If your sump pump is the manual type that does not include the integrated float switch, and you’re tired of replacing this switch due to failure, here are a few things to consider:
While the quality of your pump is important, it's useless without a reliable switch.
The type of switch you choose will depend on your basin, your water table, and your pump.
Modern technology has introduced some great new options in the world of sump pump switches.
To Piggy-Back or Not to Piggy-Back
A piggy-back plug is one that features prongs on one side and an additional outlet on the other.
Look at the number of power cords coming from your sump basin. Is there one cord or two? If there are two cords, you likely have a piggy-back plug.

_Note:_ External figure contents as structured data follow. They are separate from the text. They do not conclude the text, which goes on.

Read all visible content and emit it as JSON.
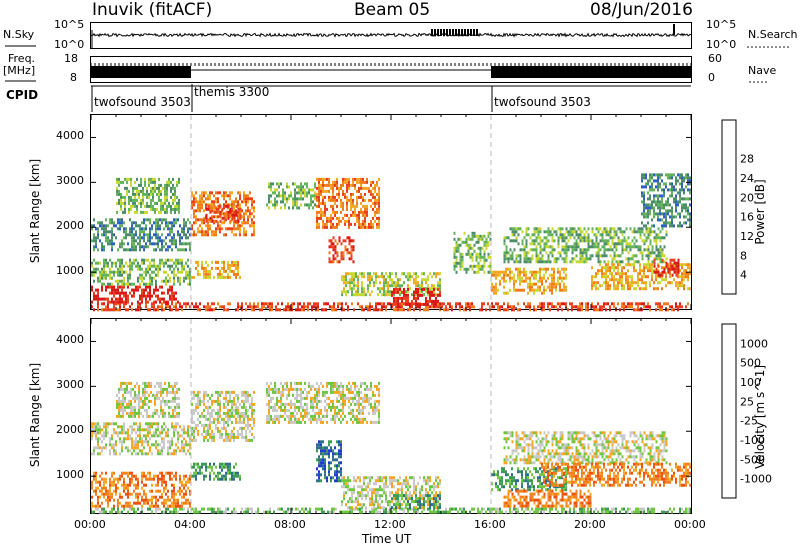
{
  "header": {
    "station": "Inuvik (fitACF)",
    "beam": "Beam 05",
    "date": "08/Jun/2016"
  },
  "nsky": {
    "left_label": "N.Sky",
    "right_label": "N.Search",
    "left_ticks": [
      "10^5",
      "10^0"
    ],
    "right_ticks": [
      "10^5",
      "10^0"
    ]
  },
  "freq": {
    "left_label": "Freq.",
    "unit": "[MHz]",
    "left_ticks": [
      "8",
      "18"
    ],
    "right_label": "Nave",
    "right_ticks": [
      "60",
      "0"
    ]
  },
  "cpid": {
    "label": "CPID",
    "segments": [
      {
        "name": "twofsound 3503",
        "start_h": 0,
        "end_h": 4
      },
      {
        "name": "themis 3300",
        "start_h": 4,
        "end_h": 16
      },
      {
        "name": "twofsound 3503",
        "start_h": 16,
        "end_h": 24
      }
    ]
  },
  "axes": {
    "ylabel": "Slant Range [km]",
    "xlabel": "Time UT",
    "y_ticks": [
      "1000",
      "2000",
      "3000",
      "4000"
    ],
    "x_ticks": [
      "00:00",
      "04:00",
      "08:00",
      "12:00",
      "16:00",
      "20:00",
      "00:00"
    ]
  },
  "chart_data": [
    {
      "type": "heatmap",
      "panel": "power",
      "xlabel": "Time UT",
      "ylabel": "Slant Range [km]",
      "xlim_hours": [
        0,
        24
      ],
      "ylim_km": [
        180,
        4500
      ],
      "colorbar": {
        "label": "Power [dB]",
        "ticks": [
          "4",
          "8",
          "12",
          "16",
          "20",
          "24",
          "28"
        ],
        "colors": [
          "#1c2be0",
          "#2f5fc4",
          "#4d8c6a",
          "#62b35a",
          "#c8d832",
          "#f5a623",
          "#f07d1a",
          "#e8401c",
          "#d91818"
        ]
      },
      "regions": [
        {
          "t0": 0.0,
          "t1": 24.0,
          "r0": 180,
          "r1": 330,
          "level": 7
        },
        {
          "t0": 0.0,
          "t1": 3.5,
          "r0": 330,
          "r1": 700,
          "level": 8
        },
        {
          "t0": 0.0,
          "t1": 4.0,
          "r0": 700,
          "r1": 1300,
          "level": 3
        },
        {
          "t0": 0.0,
          "t1": 4.0,
          "r0": 1500,
          "r1": 2200,
          "level": 2
        },
        {
          "t0": 1.0,
          "t1": 3.5,
          "r0": 2300,
          "r1": 3100,
          "level": 3
        },
        {
          "t0": 4.0,
          "t1": 6.0,
          "r0": 900,
          "r1": 1250,
          "level": 5
        },
        {
          "t0": 4.0,
          "t1": 6.5,
          "r0": 1800,
          "r1": 2800,
          "level": 6
        },
        {
          "t0": 4.5,
          "t1": 6.0,
          "r0": 2100,
          "r1": 2500,
          "level": 7
        },
        {
          "t0": 7.0,
          "t1": 9.0,
          "r0": 2400,
          "r1": 3000,
          "level": 3
        },
        {
          "t0": 9.0,
          "t1": 11.5,
          "r0": 2000,
          "r1": 3100,
          "level": 6
        },
        {
          "t0": 9.5,
          "t1": 10.5,
          "r0": 1200,
          "r1": 1800,
          "level": 7
        },
        {
          "t0": 10.0,
          "t1": 14.0,
          "r0": 500,
          "r1": 1000,
          "level": 4
        },
        {
          "t0": 12.0,
          "t1": 14.0,
          "r0": 300,
          "r1": 650,
          "level": 8
        },
        {
          "t0": 14.5,
          "t1": 16.0,
          "r0": 1000,
          "r1": 1900,
          "level": 3
        },
        {
          "t0": 16.5,
          "t1": 23.0,
          "r0": 1200,
          "r1": 2000,
          "level": 3
        },
        {
          "t0": 16.0,
          "t1": 19.0,
          "r0": 500,
          "r1": 1100,
          "level": 5
        },
        {
          "t0": 20.0,
          "t1": 24.0,
          "r0": 600,
          "r1": 1200,
          "level": 5
        },
        {
          "t0": 22.5,
          "t1": 23.5,
          "r0": 900,
          "r1": 1300,
          "level": 8
        },
        {
          "t0": 22.0,
          "t1": 24.0,
          "r0": 2000,
          "r1": 3200,
          "level": 2
        }
      ]
    },
    {
      "type": "heatmap",
      "panel": "velocity",
      "xlabel": "Time UT",
      "ylabel": "Slant Range [km]",
      "xlim_hours": [
        0,
        24
      ],
      "ylim_km": [
        180,
        4500
      ],
      "colorbar": {
        "label": "Velocity [m s^-1]",
        "ticks": [
          "1000",
          "500",
          "100",
          "25",
          "-25",
          "-100",
          "-500",
          "-1000"
        ],
        "colors": [
          "#1f3dc8",
          "#2f6f8a",
          "#3f9a55",
          "#6fc640",
          "#c8c8c8",
          "#f5a623",
          "#f08020",
          "#ee5010",
          "#e01010"
        ]
      },
      "regions": [
        {
          "t0": 0.0,
          "t1": 24.0,
          "r0": 180,
          "r1": 300,
          "level": 3
        },
        {
          "t0": 0.0,
          "t1": 4.0,
          "r0": 300,
          "r1": 1100,
          "level": 6
        },
        {
          "t0": 0.0,
          "t1": 4.0,
          "r0": 1500,
          "r1": 2200,
          "level": 4
        },
        {
          "t0": 1.0,
          "t1": 3.5,
          "r0": 2300,
          "r1": 3100,
          "level": 4
        },
        {
          "t0": 4.0,
          "t1": 6.5,
          "r0": 1800,
          "r1": 2900,
          "level": 4
        },
        {
          "t0": 4.0,
          "t1": 6.0,
          "r0": 900,
          "r1": 1300,
          "level": 2
        },
        {
          "t0": 7.0,
          "t1": 11.5,
          "r0": 2200,
          "r1": 3100,
          "level": 4
        },
        {
          "t0": 9.0,
          "t1": 10.0,
          "r0": 900,
          "r1": 1800,
          "level": 1
        },
        {
          "t0": 10.0,
          "t1": 14.0,
          "r0": 300,
          "r1": 1000,
          "level": 4
        },
        {
          "t0": 12.0,
          "t1": 14.0,
          "r0": 300,
          "r1": 600,
          "level": 2
        },
        {
          "t0": 16.5,
          "t1": 23.0,
          "r0": 1300,
          "r1": 2000,
          "level": 4
        },
        {
          "t0": 16.0,
          "t1": 19.0,
          "r0": 700,
          "r1": 1200,
          "level": 2
        },
        {
          "t0": 18.0,
          "t1": 24.0,
          "r0": 800,
          "r1": 1300,
          "level": 6
        },
        {
          "t0": 16.5,
          "t1": 20.0,
          "r0": 300,
          "r1": 700,
          "level": 6
        }
      ]
    }
  ]
}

The benefit of these is that you can unplug the cords from the wall, separate them, and plug the pump directly into the outlet without the switch - allowing you to test the pump by itself.
Tether Float Switches
A tether float switch features a float tethered to the pump, and is more common with sewage pumps or larger basins. As the water rises, the float rises, causing the tether to flip the switch and turn on the pump.
Once the water level drops, the float drops, loosening the tether, releasing the switch, and shutting off the pump.
These are fine for larger sump pits, but may get caught on the basin wall or on the pump itself in some cases, rendering it inoperable.
Vertical float switches work similarly to a tether switch, but they slide up and down on a vertical rod rather than being loosely tethered.
These are more practical for smaller basins where a tether float could get stuck. They work well in confined spaces, but still rely upon a float, which can be compromised if the float is punctured and takes in water.